Sarri, azzurro Chelsea
Dal 1998 a oggi 6 allenatori italiani sono stati sulla panchina del Chelsea: Vialli, Ranieri, Ancelotti, Di Matteo, Conte e Sarri. Possiamo dire che più che blues la squadra di Abramovich è sempre più "azzurra". L’allenatore tosco-napoletano ha resistito alle critiche, ha superato momenti difficili, ma gli obiettivi li ha raggiunti: qualificazione in Champions League e ora la possibilità di vincere il suo primo trofeo, l’Europa League. Che ci sia un legame speciale tra l’Italia e il Chelsea è fuori di dubbio. Quando si tratta di vincere, scegliere un allenatore azzurro è sempre una garanzia per il club di Abramovich.

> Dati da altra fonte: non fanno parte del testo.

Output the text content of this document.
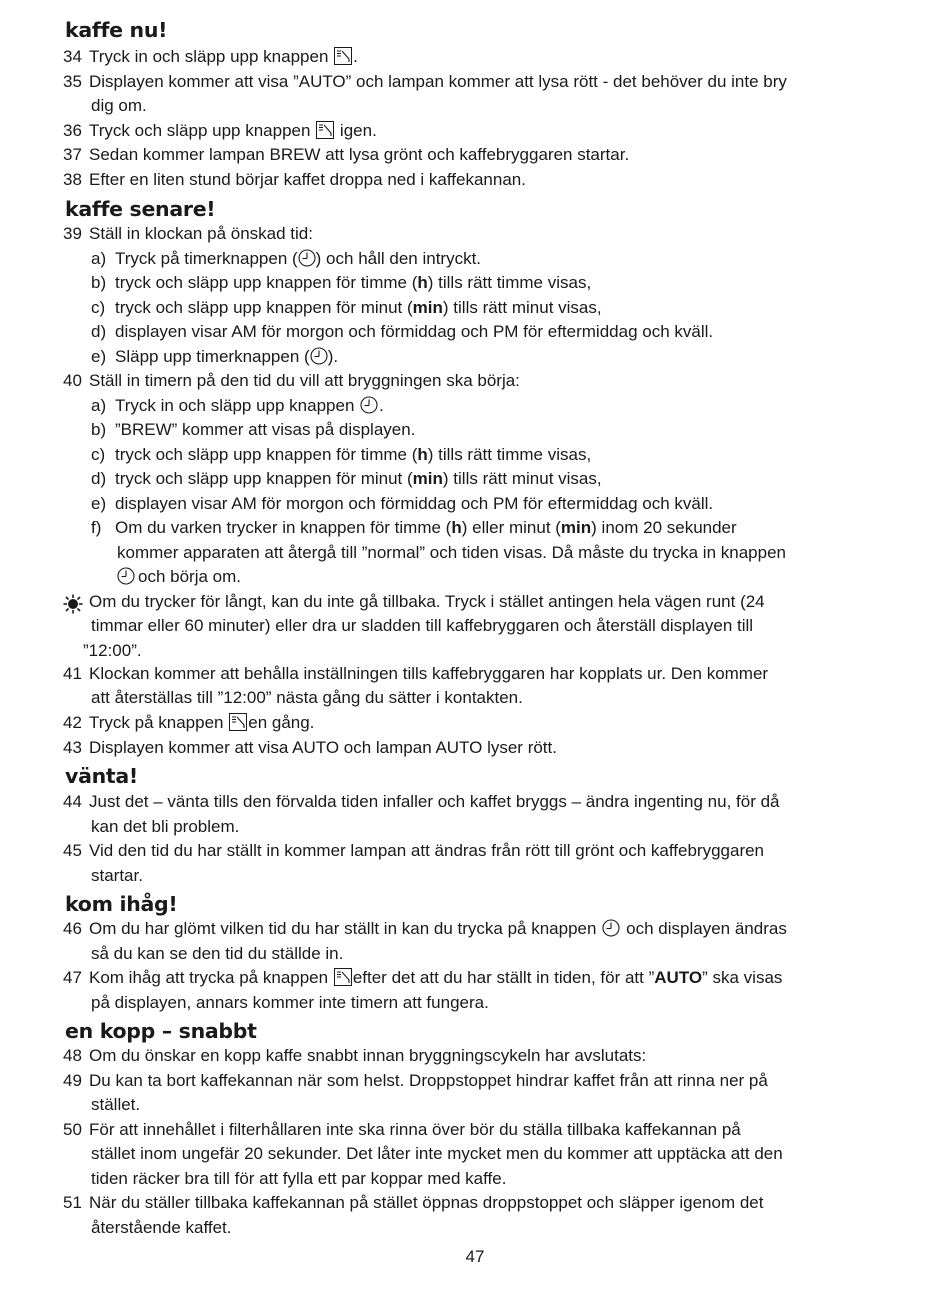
kaffe nu!
34 Tryck in och släpp upp knappen .
35 Displayen kommer att visa ”AUTO” och lampan kommer att lysa rött - det behöver du inte bry
dig om.
36 Tryck och släpp upp knappen igen.
37 Sedan kommer lampan BREW att lysa grönt och kaffebryggaren startar.
38 Efter en liten stund börjar kaffet droppa ned i kaffekannan.
kaffe senare!
39 Ställ in klockan på önskad tid:
a) Tryck på timerknappen ( ) och håll den intryckt.
b) tryck och släpp upp knappen för timme (h) tills rätt timme visas,
c) tryck och släpp upp knappen för minut (min) tills rätt minut visas,
d) displayen visar AM för morgon och förmiddag och PM för eftermiddag och kväll.
e) Släpp upp timerknappen ( ).
40 Ställ in timern på den tid du vill att bryggningen ska börja:
a) Tryck in och släpp upp knappen .
b) ”BREW” kommer att visas på displayen.
c) tryck och släpp upp knappen för timme (h) tills rätt timme visas,
d) tryck och släpp upp knappen för minut (min) tills rätt minut visas,
e) displayen visar AM för morgon och förmiddag och PM för eftermiddag och kväll.
f) Om du varken trycker in knappen för timme (h) eller minut (min) inom 20 sekunder
kommer apparaten att återgå till ”normal” och tiden visas. Då måste du trycka in knappen
och börja om.
Om du trycker för långt, kan du inte gå tillbaka. Tryck i stället antingen hela vägen runt (24
timmar eller 60 minuter) eller dra ur sladden till kaffebryggaren och återställ displayen till
”12:00”.
41 Klockan kommer att behålla inställningen tills kaffebryggaren har kopplats ur. Den kommer
att återställas till ”12:00” nästa gång du sätter i kontakten.
42 Tryck på knappen en gång.
43 Displayen kommer att visa AUTO och lampan AUTO lyser rött.
vänta!
44 Just det – vänta tills den förvalda tiden infaller och kaffet bryggs – ändra ingenting nu, för då
kan det bli problem.
45 Vid den tid du har ställt in kommer lampan att ändras från rött till grönt och kaffebryggaren
startar.
kom ihåg!
46 Om du har glömt vilken tid du har ställt in kan du trycka på knappen och displayen ändras
så du kan se den tid du ställde in.
47 Kom ihåg att trycka på knappen efter det att du har ställt in tiden, för att ”AUTO” ska visas
på displayen, annars kommer inte timern att fungera.
en kopp – snabbt
48 Om du önskar en kopp kaffe snabbt innan bryggningscykeln har avslutats:
49 Du kan ta bort kaffekannan när som helst. Droppstoppet hindrar kaffet från att rinna ner på
stället.
50 För att innehållet i filterhållaren inte ska rinna över bör du ställa tillbaka kaffekannan på
stället inom ungefär 20 sekunder. Det låter inte mycket men du kommer att upptäcka att den
tiden räcker bra till för att fylla ett par koppar med kaffe.
51 När du ställer tillbaka kaffekannan på stället öppnas droppstoppet och släpper igenom det
återstående kaffet.
47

Sarri ora vorrebbe continuare con il suo Italian Job, magari con obiettivi europei ancora più importanti
Emery, lo specialista spagnolo
L’Arsenal dopo l’epoca del francese Wenger si è affidata a uno spagnolo. Unai Emery, in Europa League, condivide il record con Trapattoni: 3 coppe vinte. Ma l’allenatore dei Gunners, con il Siviglia, le vinse tutte di fila. Uno specialista nel costruire Armate invincibili e nel gestire le finali, partite in cui o si alza la coppa o si va a casa. L’Arsenal vuole conquistare la sua prima Europa League, e per Emery significherebbe arrivare a 4 trofei vinti e staccare il Trap, tenendosi il record tutto da solo. Gunners orgogliosamente londinesi e inglesi, ma ben venga l’esperienza spagnola in certe competizioni.